MVC 4 and Javascript/StyleSheets bundling

First of all I would like to welcome any first time visitors to my blog. Before I start this blog I would like to give a brief introduction to myself. My name is Mark Anthony Farrugia and, apart from being a Computing Teacher, I am a freelance web developer based in Malta, a small island in the Mediterranean. So now let me start this blog post :)

In this blog post I will cover one of the new constructs which have been introduced in MVC 4 which is bundling. Basically MVC provides a way to bundle a set of Javascript or CSS files into one single bundle.

The outcomes of this blog are

  1. Understand how ASP.NET MVC Bundles work

The prerequisities of this blog are

  1. Have some understanding of what is JQuery
  2. Have some knowledge on ASP.NET MVC

So let me start this blog. One of the main reasons why I have moved from the traditional ASP.NET to ASP.NET MVC is its tight integration with JQuery. When an ASP.NET MVC solution is created JQuery files are automatically added with the solution. You will note that the JQuery files, whenever a new solution is created, are placed in the Scripts folder. Whilst I am writing this blog the JQuery version which Visual Studio automatically adds is JQuery.1.7.1, as shown in Figure 1. You can overwrite the JQuery version by downloading the latest JQuery library from here.

Figure 1 - JQuery files in Solution

Figure 1 – JQuery files in Solution

One of the most important issues you will encounter whilst developing with JQuery is that you would have to make use of multiple JQuery libraries to meet certain objectives. Rather than adding the libraries one by one ASP.NET MVC uses what so called bundles to bundle all the similar JQuery libraries.

To show how these bundles work open the Layout.cshtml which acts as the MasterPage and which ASP.NET MVC creates in its template project, or open a MasterPage for an existing project which you have created. Scroll down to the end of the page and you should find the two lines of code shown underneath.

@Scripts.Render("~/bundles/jquery")
@RenderSection("scripts", required: false)

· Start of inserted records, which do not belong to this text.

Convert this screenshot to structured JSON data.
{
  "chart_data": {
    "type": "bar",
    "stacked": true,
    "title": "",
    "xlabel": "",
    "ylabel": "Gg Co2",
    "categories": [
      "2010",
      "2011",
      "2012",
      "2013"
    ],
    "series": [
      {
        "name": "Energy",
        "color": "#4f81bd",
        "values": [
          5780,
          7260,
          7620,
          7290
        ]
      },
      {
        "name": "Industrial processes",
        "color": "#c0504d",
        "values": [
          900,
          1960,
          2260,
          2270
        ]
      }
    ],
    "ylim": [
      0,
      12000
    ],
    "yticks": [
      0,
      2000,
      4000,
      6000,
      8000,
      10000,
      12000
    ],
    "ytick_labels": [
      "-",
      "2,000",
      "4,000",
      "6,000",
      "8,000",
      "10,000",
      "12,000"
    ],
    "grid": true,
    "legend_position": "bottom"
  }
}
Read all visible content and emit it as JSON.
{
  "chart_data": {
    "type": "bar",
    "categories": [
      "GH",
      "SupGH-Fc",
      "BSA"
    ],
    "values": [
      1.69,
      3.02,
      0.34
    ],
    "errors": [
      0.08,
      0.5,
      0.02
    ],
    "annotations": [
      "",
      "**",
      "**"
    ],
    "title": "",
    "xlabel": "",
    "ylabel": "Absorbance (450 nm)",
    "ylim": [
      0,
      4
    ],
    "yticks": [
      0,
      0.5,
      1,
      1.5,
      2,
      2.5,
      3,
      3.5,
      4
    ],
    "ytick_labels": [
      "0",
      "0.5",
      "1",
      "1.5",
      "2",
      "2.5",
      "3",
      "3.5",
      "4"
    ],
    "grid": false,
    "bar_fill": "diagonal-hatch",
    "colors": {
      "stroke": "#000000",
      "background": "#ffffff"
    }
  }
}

Let me first explain the first line of code shown in the above snippet. This line of code is ensuring that all the JQuery files which are contained in the JQuery bundle are rendered in HTML. Now how does Visual Studio know what is included in the JQuery bundle? You can find this information in the BundleConfig.cs which is found under the App_Start folder.

The underneath code is a code snippet of the BundleConfig file.

public static void RegisterBundles(BundleCollection bundles)
 {
 bundles.Add(new ScriptBundle("~/bundles/jquery").Include(
 "~/Scripts/jquery-{version}.js"));
}

If you examine the above code you will note that the bundle is called “~/bundles/jquery” and this matches the first line of code (@Scripts.Render(“~/bundles/jquery”)) shown in the previous code snippet. This bundle includes one single JQuery file which is located under the Scripts folder as shown in line 3 and 4 in the above code snippet. Now run your project and at the end of your HomePage you should find the HTML shown in Figure 2.

Figure 2 - JQuery HTML in MasterPage

Figure 2 – JQuery HTML in MasterPage

So basically the @Scripts.Render(“~/bundles/jquery”) found in the Layout.cshtml just renders all the JQuery files found in the JQuery bundle specified in the BundleConfig.cs.

You should have noted in the above explanation that we have used the ScriptBundle class in the BundleConfig.cs to bundle Javascript files. MVC also gives you the opportunity to bundle StyleSheets and this is already done by the MVC Template project in the BundleConfig.cs. Noe that instead of the ScriptBundle the StyleBundle class is used.

bundles.Add(new StyleBundle("~/Content/css").Include("~/Content/site.css"));

To render the stylesheets in your page then you should use the underneath code. The above code works exactly as the @Scripts.Render. However rather then rendering JavaScript files which are located in a Javascript bundle, CSS files are rendered.

@Styles.Render("~/Content/css")

So basically in the above code snippet you are requesting .NET to render all CSS files found under the ~/Content/css bundle.

Finally let me explain what the code at line 2 in the underneath code snippet does. This code snippet was shown in a previous code snippet but I only gave an explanation for what code at line 1 does.

@Scripts.Render("~/bundles/jquery")
@RenderSection("scripts", required: false)

The above code snippet is found in the Layout.cshtml which acts as your MasterPage. Basically this line of code is rendering any Scripts section found in a child page which is making use of the MasterPage. For example, let’s assume that in your child page you want to use another JQuery library apart from the main JQuery library, which will be responsible for validating data. The underneath code will basically add the validation Javascript libraries found in the jqueryval bundle

@section Scripts {
 @Scripts.Render("~/bundles/jqueryval")
}

If you run your solution and open the child page which has the above code snippet, and then open the HTML which is rendered for this page you will find the HTML shown in Figure 3. You will note that first the main JQuery library is rendered, and then there are the scripts found in the JQueryval bundle.